Effective treatment starts with a meaningful partnership, says Dr Steve Brinksman.
We recently had a new doctor join our practice who had worked elsewhere for a number of years. I was chatting to her about how she was settling in and interested to hear that she felt the biggest difference was that we were a genuine partnership working together, whereas where she worked previously she’d felt that she’d been a partner in name only.
This led me to ponder on the many occasions we are in situations with clients that are essentially unequal in terms of who holds the power, and how this can cause dysfunctional relationships. Sometimes this is due to pushing back against perceived authority, and sometimes from complete passivity – neither of which is likely to produce the best outcomes.
Gary had been in and out of treatment for years; he knew more about substance use and misuse than most doctors and he knew it. However he also frequently used on top, was in and out of prison, and was hep C positive. He had dropped out of treatment with the community treatment agency about six months before registering with us.
The first time we met I let him talk, and the second and probably the third and fourth as well, then gradually we started to explore what had happened in his life and what he really wanted. By now he was on 60mls methadone and still using heroin and crack a couple of times a week. I was keen that he increased his medication dose to see if we could stop the on-top use; he wasn’t.

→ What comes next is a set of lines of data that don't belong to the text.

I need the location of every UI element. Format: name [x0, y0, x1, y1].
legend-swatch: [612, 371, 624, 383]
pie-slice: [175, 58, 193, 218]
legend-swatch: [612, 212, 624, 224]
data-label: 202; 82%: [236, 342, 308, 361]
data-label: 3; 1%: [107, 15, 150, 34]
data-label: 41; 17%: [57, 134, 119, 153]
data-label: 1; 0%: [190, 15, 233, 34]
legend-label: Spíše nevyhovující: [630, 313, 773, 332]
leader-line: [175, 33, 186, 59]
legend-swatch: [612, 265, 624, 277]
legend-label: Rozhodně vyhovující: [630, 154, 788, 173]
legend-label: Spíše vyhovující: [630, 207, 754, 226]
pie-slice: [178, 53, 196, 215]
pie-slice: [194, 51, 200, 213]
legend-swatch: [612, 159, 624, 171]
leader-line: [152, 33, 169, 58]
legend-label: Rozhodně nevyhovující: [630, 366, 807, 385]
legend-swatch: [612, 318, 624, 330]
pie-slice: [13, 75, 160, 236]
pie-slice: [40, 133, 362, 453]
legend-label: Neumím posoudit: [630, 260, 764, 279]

Despite his bravado and subject knowledge about street drugs it became apparent that he had very low self-esteem and that this was tied in with his poor literacy. We have an excellent adult education college in Birmingham and with a little encouragement he eventually contacted them and started a course to improve this.
The change in Gary was profound. He started to develop real confidence, rather than just a front. He met people who had struggled like him, and who like him were looking to make a positive change. He stopped his own ‘use on top’ without ever agreeing to an increase in medication dose.
I thought I knew what was needed for Gary from a medical perspective, and yet what was really needed was for us both to form a real partnership where he had the confidence to talk openly about what mattered to him and I listened and helped him achieve his goals.
Whatever our professional role may be, the balance of power seems heavily stacked in our favour by those we see. We need to realise this and make an extra effort to develop meaningful partnerships that facilitate change rather than impose it.